The city filed a complaint for declaratory and other relief against SWFD and the auditor in May 2016, seeking a declaration that the municipality is entitled to the challenged property tax revenues. However, Allen Superior Judge Craig J. Bobay granted a motion to dismiss the city’s complaint last December, finding the issues raised should be resolved by the Department of Local Government Finance and the Indiana Tax Court.

The city challenged that decision in oral arguments before the Indiana Court of Appeals in late July, with attorney James Fenton telling the court the city’s complaint was grounded in annexation, not tax, law, thus giving the trial court jurisdiction to decide the case. The appellate panel unanimously agreed in a Thursday opinion, with Judge Patricia Riley writing the facts of the case do not require consideration of “substantive tax law.”

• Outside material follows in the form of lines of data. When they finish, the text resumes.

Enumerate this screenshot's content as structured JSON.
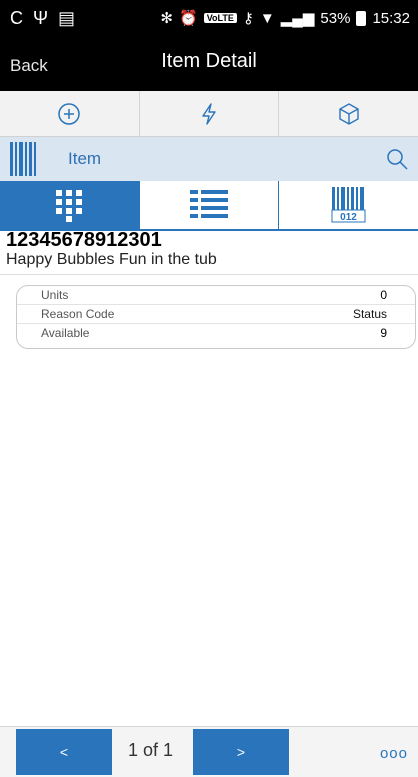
{
  "status_bar": {
    "left_icons": [
      "C",
      "Ψ",
      "▤"
    ],
    "lte": "VoLTE",
    "battery": "53%",
    "time": "15:32"
  },
  "header": {
    "back_label": "Back",
    "title": "Item Detail"
  },
  "toolbar": {
    "icons": [
      "add-circle-icon",
      "lightning-icon",
      "cube-icon"
    ]
  },
  "item_bar": {
    "label": "Item"
  },
  "tabs": [
    {
      "name": "keypad-tab",
      "icon": "keypad-icon",
      "active": true
    },
    {
      "name": "list-tab",
      "icon": "list-icon",
      "active": false
    },
    {
      "name": "barcode-tab",
      "icon": "barcode-icon",
      "badge": "012",
      "active": false
    }
  ],
  "item": {
    "sku": "12345678912301",
    "description": "Happy Bubbles Fun in the tub"
  },
  "details": [
    {
      "label": "Units",
      "value": "0"
    },
    {
      "label": "Reason Code",
      "value": "Status"
    },
    {
      "label": "Available",
      "value": "9"
    }
  ],
  "footer": {
    "prev_label": "<",
    "next_label": ">",
    "page": "1 of 1",
    "more": "ooo"
  },
  "colors": {
    "accent": "#2a74bb",
    "item_bar_bg": "#d9e6f1",
    "header_bg": "#000000"
  }
}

“No calculation to determine a specific tax assessment must be made, and no interpretation of tax laws is required,” Riley wrote. “Rather, the City’s dispute merely centers on the intended recipient of taxes already assessed and collected, pursuant to I.C. section 36-8-11-22. This is not ‘quintessentially (a) tax matter.’”

“Although annexation invariably affects the allocation of tax revenue among units of government within the annexed area, it does not automatically follow than an action for a declaratory judgment with respect to an annexation statue arises under Indiana tax law and involves a dispute as to the interpretation of a tax law,” Riley continued. “…A trial court is not ousted of its jurisdiction to interpret I.C. section 36-8-11-22, an annexation statute, merely because the Auditor and DLGF have exclusive responsibility for calculating the allocation of tax revenue within the Annexed Territories.”

The Allen Superior Court’s dismissal of the city’s complaint was reversed, and the case of City of Fort Wayne v. Southwest Allen County Fire Protection District and Tera K. Klutz, in her official capacity as Auditor of Allen County, Indiana, 02A05-1612-PL-2883, was remanded for further proceedings under the trial court’s jurisdiction.